Barbarina Brand
Barbarina Brand, Lady Dacre (née Ogle; 1768–1854), was an English poet, playwright, and translator.
She was the daughter of Admiral Sir Chaloner Ogle, 1st Baronet (died 1816), and Hester Thomas (daughter of John Thomas, Bishop of Winchester). In 1789 Barbarina married Valentine Henry Wilmot, an officer in the guards, though they later separated. The couple had one daughter, Arabella (1796–1839). After Wilmot's death in 1819 she married Thomas Brand, 20th Baron Dacre (1774–1851), later that same year.
Educated at home, she became "one of the most accomplished women of her time":[1] in addition to her writing, she sculpted, rode, was proficient in both French and Italian, and maintained an extensive correspondence with a circle of other literary women, including Joanna Baillie, Mary Russell Mitford, and Catherine Maria Fanshawe.

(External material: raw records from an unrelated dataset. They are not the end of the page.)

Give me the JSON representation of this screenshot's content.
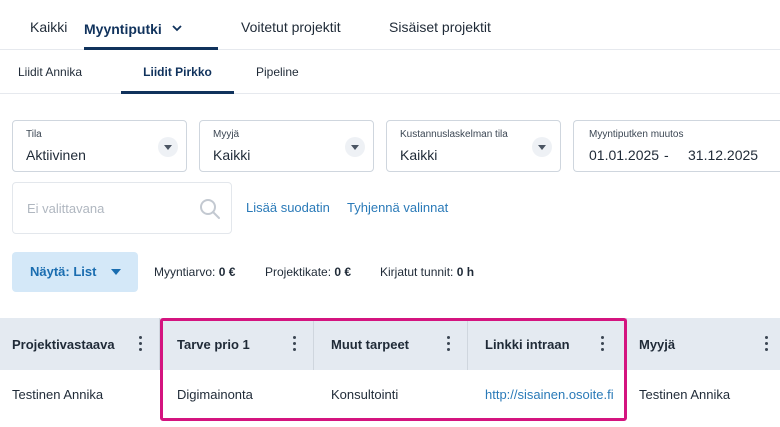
{
  "top_tabs": [
    {
      "label": "Kaikki"
    },
    {
      "label": "Myyntiputki"
    },
    {
      "label": "Voitetut projektit"
    },
    {
      "label": "Sisäiset projektit"
    }
  ],
  "sub_tabs": [
    {
      "label": "Liidit Annika"
    },
    {
      "label": "Liidit Pirkko"
    },
    {
      "label": "Pipeline"
    }
  ],
  "filters": {
    "tila": {
      "label": "Tila",
      "value": "Aktiivinen"
    },
    "myyja": {
      "label": "Myyjä",
      "value": "Kaikki"
    },
    "kustannus": {
      "label": "Kustannuslaskelman tila",
      "value": "Kaikki"
    },
    "muutos": {
      "label": "Myyntiputken muutos",
      "start": "01.01.2025",
      "separator": "-",
      "end": "31.12.2025"
    }
  },
  "search": {
    "placeholder": "Ei valittavana"
  },
  "actions": {
    "add_filter": "Lisää suodatin",
    "clear": "Tyhjennä valinnat"
  },
  "show_button": {
    "label": "Näytä: List"
  },
  "summary": {
    "sales_label": "Myyntiarvo:",
    "sales_value": "0 €",
    "margin_label": "Projektikate:",
    "margin_value": "0 €",
    "hours_label": "Kirjatut tunnit:",
    "hours_value": "0 h"
  },
  "table": {
    "columns": [
      "Projektivastaava",
      "Tarve prio 1",
      "Muut tarpeet",
      "Linkki intraan",
      "Myyjä"
    ],
    "rows": [
      [
        "Testinen Annika",
        "Digimainonta",
        "Konsultointi",
        "http://sisainen.osoite.fi",
        "Testinen Annika"
      ]
    ]
  },
  "colors": {
    "accent": "#10325c",
    "link": "#2a7ab8",
    "highlight": "#d4147f",
    "header_bg": "#e4eaf1"
  }
}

Her final years were marred by the death of her daughter Arabella Sullivan in 1839, and by the loss of her hearing.
Published works
- Dramas, Translations, and Occasional Poems (2 vols., privately printed in 1821), including
- Gonzalvo of Cordova (1810, based on de Florian's Gonzalve de Cordone [1791])
- Pedarias, a Tragic Drama (1811, based on Marmontel's Les Incas)

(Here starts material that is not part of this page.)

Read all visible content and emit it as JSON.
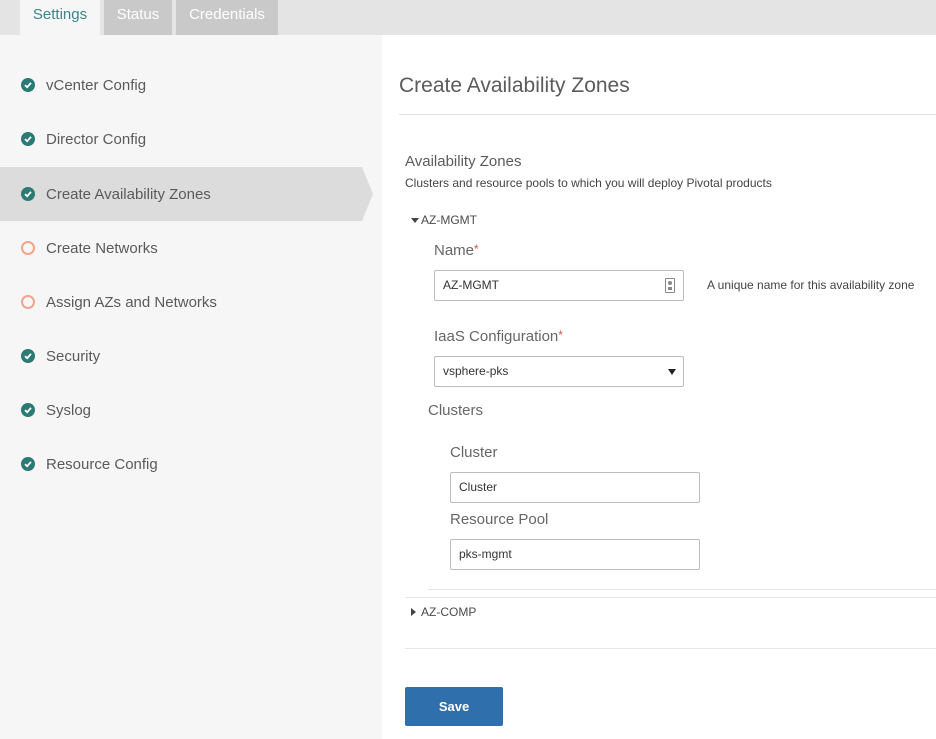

- Ina, a tragedy in five acts (produced at Drury Lane in 1815 under Sheridan; printed the same year)
- Xarifa (drama)
- Forty-five pages of her translated sonnets were published in Ugo Foscolo's Essays on Petrarch (1823)
- Editor, Recollections of a Chaperon by Arabella Sullivan (short stories, 1831)
- Editor, Tales of the Peerage and Peasantry by Arabella Sullivan (short stories, 1835)
- Translations from the Italian (privately printed in 1836)
References
- "Dacre, Barbarina Brand." The Feminist Companion to Literature in English. Virginia Blain et al., eds. New Haven and London: Yale UP, 1990. 259.
- Cooper, Thompson. “Brand , Barbarina, Lady Dacre (1768–1854).” Rev. Rebecca Mills. Oxford Dictionary of National Biography. Ed. H. C. G. Matthew and Brian Harrison. Oxford: OUP, 2004. 6 Jan. 2007.
- A Family Chronicle derived from Notes and Letters selected by Barbarina, the Hon. Lady Grey, edited by Gertrude Lyster. John Murray, Albemarle Street, London W. This correspondence claims that Barbarina Ogle was the daughter of Sawrey Gilpin, not Admiral Sir Chaloner Ogle.